Lord Thomas of Gresford
Main Page: Lord Thomas of Gresford (Liberal Democrat - Life peer)Department Debates - View all Lord Thomas of Gresford's debates with the HM Treasury
(11 months, 4 weeks ago)
Lords ChamberMy Lords, I also welcome the noble Baroness to the Treasury Bench. I think she will find it interesting to be shaping the state in the future.
The noble Lord, Lord Clarke of Nottingham, in his evidence to the Constitution Committee in June of last year, said that
“there are no votes in criminal justice”.
He continued:
“The criminal justice system is in the most appalling state. I would never have believed it”.
He added:
“The present Lord Chancellor has the misfortune of presiding over a department both the large chunks of which”—
the courts and prisons—
“are in a … dire state”—
worse than he can ever remember.
He said that the Lord Chancellor lacked the necessary political clout to get a sensible settlement from the Chancellor of the Exchequer. Well, he should know; he held both offices of state successively and, after being at the Treasury, at the Ministry of Justice he was the first to take the knee to austerity cuts in departmental budgets at the beginning of the Cameron Government. The Ministry of Justice has never recovered.

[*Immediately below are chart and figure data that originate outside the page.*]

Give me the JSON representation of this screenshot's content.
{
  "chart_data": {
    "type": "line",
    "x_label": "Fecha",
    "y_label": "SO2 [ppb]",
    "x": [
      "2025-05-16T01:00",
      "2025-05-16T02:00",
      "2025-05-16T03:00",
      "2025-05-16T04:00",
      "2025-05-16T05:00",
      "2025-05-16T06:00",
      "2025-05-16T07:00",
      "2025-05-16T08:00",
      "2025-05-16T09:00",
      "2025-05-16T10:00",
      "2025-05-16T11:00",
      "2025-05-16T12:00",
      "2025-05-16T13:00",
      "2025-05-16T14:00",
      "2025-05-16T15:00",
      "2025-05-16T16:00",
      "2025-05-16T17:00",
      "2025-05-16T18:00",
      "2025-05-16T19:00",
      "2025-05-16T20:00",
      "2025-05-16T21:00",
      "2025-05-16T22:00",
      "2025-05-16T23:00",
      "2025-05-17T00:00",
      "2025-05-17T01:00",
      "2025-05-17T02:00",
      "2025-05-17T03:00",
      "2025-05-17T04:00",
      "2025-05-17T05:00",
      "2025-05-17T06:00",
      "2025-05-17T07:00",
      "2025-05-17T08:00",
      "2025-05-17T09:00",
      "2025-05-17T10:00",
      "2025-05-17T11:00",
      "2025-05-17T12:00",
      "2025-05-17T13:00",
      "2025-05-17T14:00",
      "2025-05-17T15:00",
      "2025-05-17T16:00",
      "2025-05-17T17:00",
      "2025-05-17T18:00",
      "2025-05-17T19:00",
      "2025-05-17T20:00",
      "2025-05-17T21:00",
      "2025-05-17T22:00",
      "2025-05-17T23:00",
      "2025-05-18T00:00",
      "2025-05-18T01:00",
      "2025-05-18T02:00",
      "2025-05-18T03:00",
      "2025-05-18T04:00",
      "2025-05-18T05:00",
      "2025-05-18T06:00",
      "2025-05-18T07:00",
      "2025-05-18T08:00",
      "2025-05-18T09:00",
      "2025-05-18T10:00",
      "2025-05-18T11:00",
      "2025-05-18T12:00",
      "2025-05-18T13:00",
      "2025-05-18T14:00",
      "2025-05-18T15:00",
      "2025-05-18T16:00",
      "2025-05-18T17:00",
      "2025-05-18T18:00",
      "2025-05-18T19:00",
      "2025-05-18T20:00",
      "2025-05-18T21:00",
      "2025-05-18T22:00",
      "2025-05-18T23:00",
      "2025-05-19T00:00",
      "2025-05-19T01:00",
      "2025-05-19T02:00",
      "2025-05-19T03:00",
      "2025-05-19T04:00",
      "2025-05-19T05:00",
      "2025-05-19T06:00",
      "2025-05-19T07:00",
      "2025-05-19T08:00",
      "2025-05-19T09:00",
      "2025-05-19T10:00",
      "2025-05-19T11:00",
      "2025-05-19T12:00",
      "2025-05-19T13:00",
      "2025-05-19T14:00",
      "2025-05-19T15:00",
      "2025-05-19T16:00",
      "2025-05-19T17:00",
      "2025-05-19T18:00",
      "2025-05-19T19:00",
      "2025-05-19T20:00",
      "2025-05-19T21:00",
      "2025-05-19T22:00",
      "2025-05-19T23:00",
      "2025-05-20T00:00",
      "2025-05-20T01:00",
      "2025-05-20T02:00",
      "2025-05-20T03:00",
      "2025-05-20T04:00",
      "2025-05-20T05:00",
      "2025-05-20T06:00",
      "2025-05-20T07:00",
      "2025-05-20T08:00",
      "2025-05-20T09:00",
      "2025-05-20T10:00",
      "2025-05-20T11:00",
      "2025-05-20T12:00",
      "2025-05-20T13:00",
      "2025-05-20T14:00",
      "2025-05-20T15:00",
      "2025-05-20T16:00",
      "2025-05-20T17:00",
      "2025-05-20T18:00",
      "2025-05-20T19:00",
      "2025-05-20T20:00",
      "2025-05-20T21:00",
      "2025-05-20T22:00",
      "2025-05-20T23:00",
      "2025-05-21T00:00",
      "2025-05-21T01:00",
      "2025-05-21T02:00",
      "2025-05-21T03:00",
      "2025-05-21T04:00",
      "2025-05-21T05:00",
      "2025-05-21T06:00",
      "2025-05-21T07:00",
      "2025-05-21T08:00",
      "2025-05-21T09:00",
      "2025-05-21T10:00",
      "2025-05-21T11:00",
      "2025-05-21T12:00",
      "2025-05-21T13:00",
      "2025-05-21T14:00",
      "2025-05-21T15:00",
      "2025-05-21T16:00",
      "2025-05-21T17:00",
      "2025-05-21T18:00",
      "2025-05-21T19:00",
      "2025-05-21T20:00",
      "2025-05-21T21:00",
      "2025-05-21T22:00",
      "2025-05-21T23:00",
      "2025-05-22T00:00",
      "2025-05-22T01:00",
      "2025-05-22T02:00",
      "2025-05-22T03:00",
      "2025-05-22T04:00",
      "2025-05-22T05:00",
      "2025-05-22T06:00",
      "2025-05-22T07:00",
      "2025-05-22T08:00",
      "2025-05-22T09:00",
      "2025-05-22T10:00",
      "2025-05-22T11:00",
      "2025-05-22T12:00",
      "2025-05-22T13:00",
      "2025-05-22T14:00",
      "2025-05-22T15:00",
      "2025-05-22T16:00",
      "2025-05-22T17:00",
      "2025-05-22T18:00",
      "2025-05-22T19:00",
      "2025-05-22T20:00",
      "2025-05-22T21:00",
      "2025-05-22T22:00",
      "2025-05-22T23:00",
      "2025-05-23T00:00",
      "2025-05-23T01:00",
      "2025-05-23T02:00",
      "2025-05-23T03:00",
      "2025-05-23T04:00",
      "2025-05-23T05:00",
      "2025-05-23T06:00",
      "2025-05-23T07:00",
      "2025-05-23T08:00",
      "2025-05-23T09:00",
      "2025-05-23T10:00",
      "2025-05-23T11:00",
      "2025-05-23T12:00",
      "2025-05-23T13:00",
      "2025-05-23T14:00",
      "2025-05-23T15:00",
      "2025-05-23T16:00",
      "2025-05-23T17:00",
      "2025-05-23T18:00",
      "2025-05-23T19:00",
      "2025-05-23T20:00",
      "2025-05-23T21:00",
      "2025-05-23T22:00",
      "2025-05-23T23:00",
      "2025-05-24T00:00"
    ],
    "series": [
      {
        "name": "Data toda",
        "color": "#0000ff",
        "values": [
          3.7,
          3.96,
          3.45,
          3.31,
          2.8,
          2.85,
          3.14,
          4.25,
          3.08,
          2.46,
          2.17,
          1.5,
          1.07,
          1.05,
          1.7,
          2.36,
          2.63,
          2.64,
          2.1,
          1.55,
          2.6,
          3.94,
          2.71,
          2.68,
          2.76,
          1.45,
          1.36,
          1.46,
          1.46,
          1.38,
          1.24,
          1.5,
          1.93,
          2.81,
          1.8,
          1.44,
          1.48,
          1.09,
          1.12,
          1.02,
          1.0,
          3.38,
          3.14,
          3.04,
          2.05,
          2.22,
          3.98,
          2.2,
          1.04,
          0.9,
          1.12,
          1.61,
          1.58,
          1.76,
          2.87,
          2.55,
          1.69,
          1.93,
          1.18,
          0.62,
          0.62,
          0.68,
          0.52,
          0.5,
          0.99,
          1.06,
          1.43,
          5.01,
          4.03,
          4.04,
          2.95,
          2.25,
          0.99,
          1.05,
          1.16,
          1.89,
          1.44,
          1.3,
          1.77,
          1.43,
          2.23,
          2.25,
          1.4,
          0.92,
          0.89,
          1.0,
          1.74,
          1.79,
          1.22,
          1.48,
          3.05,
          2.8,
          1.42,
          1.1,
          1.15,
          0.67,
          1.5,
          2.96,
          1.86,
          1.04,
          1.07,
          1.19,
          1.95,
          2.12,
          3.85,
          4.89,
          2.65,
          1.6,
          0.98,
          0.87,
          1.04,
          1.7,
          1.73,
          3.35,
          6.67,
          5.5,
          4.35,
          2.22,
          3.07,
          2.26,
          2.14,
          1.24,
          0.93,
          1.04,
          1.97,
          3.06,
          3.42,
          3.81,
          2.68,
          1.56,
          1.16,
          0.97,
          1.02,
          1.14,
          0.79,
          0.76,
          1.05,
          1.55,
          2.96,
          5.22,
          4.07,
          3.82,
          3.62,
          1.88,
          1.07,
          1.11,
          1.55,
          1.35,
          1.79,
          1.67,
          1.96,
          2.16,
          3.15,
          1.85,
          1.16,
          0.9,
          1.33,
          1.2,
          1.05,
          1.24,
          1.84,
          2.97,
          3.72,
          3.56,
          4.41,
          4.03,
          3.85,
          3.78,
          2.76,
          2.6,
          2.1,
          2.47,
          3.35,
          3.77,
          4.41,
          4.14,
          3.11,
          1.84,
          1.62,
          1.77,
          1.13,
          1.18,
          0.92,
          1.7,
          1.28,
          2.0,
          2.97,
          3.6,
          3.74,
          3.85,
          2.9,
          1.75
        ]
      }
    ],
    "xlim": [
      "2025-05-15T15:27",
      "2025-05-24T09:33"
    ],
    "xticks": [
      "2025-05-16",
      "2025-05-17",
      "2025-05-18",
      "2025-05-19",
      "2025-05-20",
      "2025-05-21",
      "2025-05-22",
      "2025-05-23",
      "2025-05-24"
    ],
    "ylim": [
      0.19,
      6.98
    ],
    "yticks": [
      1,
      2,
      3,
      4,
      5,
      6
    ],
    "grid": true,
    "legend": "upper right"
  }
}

The analysis of the MoJ’s statistics published in October by the Institute for Government underlines the present crisis. First, there is a backlog of serious cases awaiting trial in the Crown Courts which, adjusted for complexity, amounts to a record high of 89,939 cases. This seriously diminishes the capacity of our courts system to deliver justice. Victims become disheartened and withdraw their complaints, to the distress of themselves and their families; the memories of witnesses fade; and juries grapple with events that occurred years before the trial. As the noble Lord, Lord Eatwell, pointed out, our prisons are overloaded with unconvicted prisoners on remand, awaiting trial—currently more than 15,000. Indeed, 28% of cases in the backlog have been waiting for over a year and 10% for over two years. This represents an increase of 54.2% in prisoners on remand between 2020 and the present.
As I said in my contribution to the debate on the King’s Speech three weeks ago, the major reasons for the backlog are a lack of judges, causing a serious decrease in the number of sitting days, and a lack of barristers, both to prosecute and defend. The diminution in criminal legal aid by 41% since 2010—the cause of the barristers’ strike—has destroyed the attractiveness of the criminal Bar as a career. So I repeat my call for incentives to aid recruitment; if the Government can fund £26,000 bursaries for young teachers to teach maths and the sciences, they need a similar scheme to fill up the vital vacancies at the criminal Bar.
The dire state of prisons was highlighted by the MoJ’s own figures. The backlog of major capital works was £1.4 billion in July 2023. It has been increasing by £220 million a year since 2019. Prisons are filthy and crumbling.
The Prison Service suffers from recruitment problems, compounded by a failure to retain staff at an increasingly alarming rate—currently 15% per year. Between December 2022 and October last, the prison population has increased at a rate of 605 prisoners per month, to reach the highest figure ever, of over 88,000.
The effect on prisoners themselves is that 42% of male prisoners are locked up for 22 hours a day during the week. Education and rehabilitation courses have been dramatically curtailed. The Guardian recently reported that the number of self-harm incidents, including cutting, overdose and hanging, reached the second-highest on record in March 2023, with 733 incidents for every 1,000 prisoners. Three-quarters of the prison population are engaged in cutting, overdose, hanging and other such activities.
Nick Vineall KC, chairman of the Bar Council, said this week that
“the consequences of underfunding are extremely serious for society as whole. Ultimately, we must have a system that properly supports victims and ensures that the guilty are punished and the innocent walk free. We no longer have such a system”.
The Government may be anxious about victims, but the aim of rehabilitation is not to give criminals an easy time; the aim is simply that there be fewer victims in the future. I could go on, but the picture is clear.
The Autumn Statement increases MoJ day-to-day spending from £9.4 billion for 2022-23 to £9.8 billion for 2023-24—a rise of 4% but in real terms a cut, set against the OBR’s projection of 7.4% inflation next year. The capital budget will fall to £1.5 billion in 2024, below the current capital budget for this year, of £1.7 billion.
Justice is not a peripheral matter: it is a central pillar of our society. When it fails, the stability of the state, and its very existence, are at risk. There are innumerable examples from history, both past and present.
The Autumn Statement is peddled with mendacious spin, with claims of tax reliefs as the actual tax burden rises. It is a final blow to the credibility of this Conservative Government. When they pack their tents and steal away next year, they will leave behind the appalling mess of the criminal justice system, to which the noble Lord, Lord Clarke, has referred. Another Government, I hope, will clean it up.